The indicator rod of three-speed hubs should be adjusted when the control lever is in the normal gear position, i.e., No. 2. The small locknut above the chain is first slackened off and then the knurled wire connection is rotated so as to bring the rod into the required position.

With SW, SB, SG, AM, ASC and AC hubs the required position has been obtained when the end of the indicator rod is level with the end of the axle on the left-hand side of the hub.

With AW, AB, AG and TCW hubs it is brought into position by bringing the outer shoulder of the indicator rod level with the end of the axle on the right-hand (sprocket) side. (See B in illustrations.)

For four-speed hubs, FW, FM, FC and FG, adjustment is made when the control lever is in the low gear, i.e., No. 2 position (the one next to the bottom gear position). The locknut is slackened off and the knurled wire connection is revolved to bring the end of the indicator rod level with the end of the axle on the left-hand side. (See B in illustration.)

In all cases the locknut must be tightened again after adjustment. If the knurled wire connection cannot be turned enough to give the required adjustment of the indicator rod, the position of the fulcrum (in the case of trigger controls), or the quadrant (in the case of top tube controls) should be moved along the top tube in the required direction, so that the final adjustment may be made on the wire connection as described. At the first sign of the gear slipping in any position, the indicator adjustment must be checked


The hub bearings are adjusted by means of the cone on the left-hand side (opposite side to the sprocket) which automatically adjusts all the hub bearings. It should be adjusted so that there is a barely perceptible sideways movement of the wheel rim.

With brake hubs the left-hand cone projects through the brake plate and is fitted with a slotted adjustment washer. With a rear 'Dynohub' the left-hand cone projects through the armature and is fitted with a slotted adjustment washer. Turning the washer adjusts the cone, which must be locked again with the locknut after adjustment.

When a dynamo is incorporated in the hub the pull of the magnet disguises the adjustment and if this point is not kept in mind the wheel may be over-tightened and the ball races damaged. The position of the armature terminals should be carefully located before the cone locknut is finally tightened.

For all hubs fitted to roadster cycles, the terminals should be parallel to one of the flats on the end of the axle but with forward drop-out lugs they should be turned clockwise through 30° away from a position parallel with the flats.

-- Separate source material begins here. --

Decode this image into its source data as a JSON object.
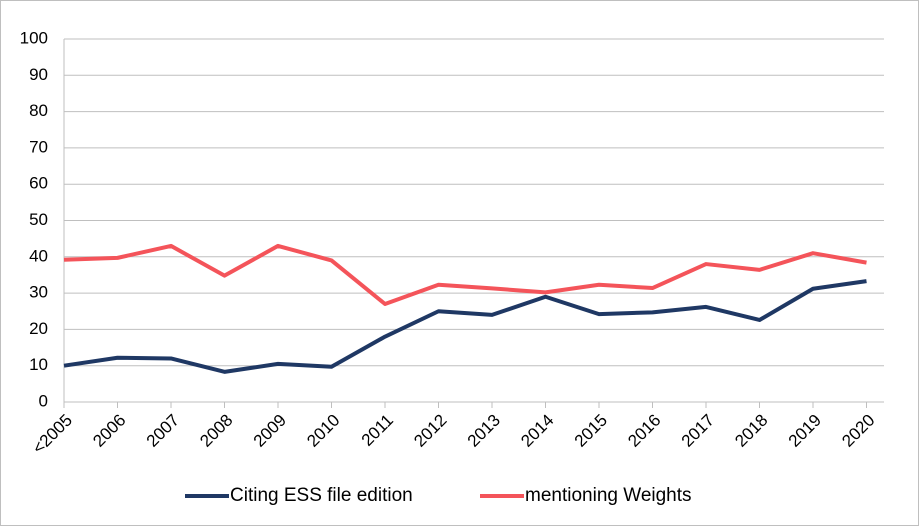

GH6 lighting sets should have the terminals parallel with the axle flats. The notched washer has not been fitted to GH6 hubs since 1954 when the adjusting cone was transferred to the side away from the 'Dynohub'.

Before spinning a wheel to test the output of the 'Dynohub', ensure that the axle nuts are tight, otherwise the terminals may foul the front fork and be damaged if the axle revolves.

The right-hand cone (on the sprocket side) is fixed in position when the hub is assembled and must not be disturbed for wheel adjustment in the normal way. When re-assembling the hub after dismantling for inspection or repair, the right-hand cone should be screwed home until it is finger-tight, then unscrewed half a turn and finally locked with the special lockwasher and locknut. On no account should it be unscrewed more than half a turn as this will upset the setting of the gears. Wheel adjustment is then made in the normal way with the left-hand cone. If the right-hand cone races are being inspected without removing the internals from the hub shell, the left-hand cone must first be screwed well back so that it does not interfere with the re-setting of the righthand cone.


When brakes are new they may have to be adjusted frequently (until the shoes have become properly bedded in).

With cable-operated brakes the small locknut (A in the diagram) is first slackened off and then the knurled adjuster (B in diagram) is tightened until the brake shoes are felt to be rubbing on the inner surface of the hub shell. The adjuster is then slackened just enough to allow the wheel to revolve without friction, and the locknut is tightened up again.

With rod-operated brakes the adjuster (C in the diagram) is turned until the brake shoes rub on the inside of the drum, and then slackened off just enough to allow the wheel to revolve without friction. The adjuster is self-locking This is the only point at which the brake should be adjusted. The handlebar brake tubes are only provided to allow up-and-down adjustment of the handlebars.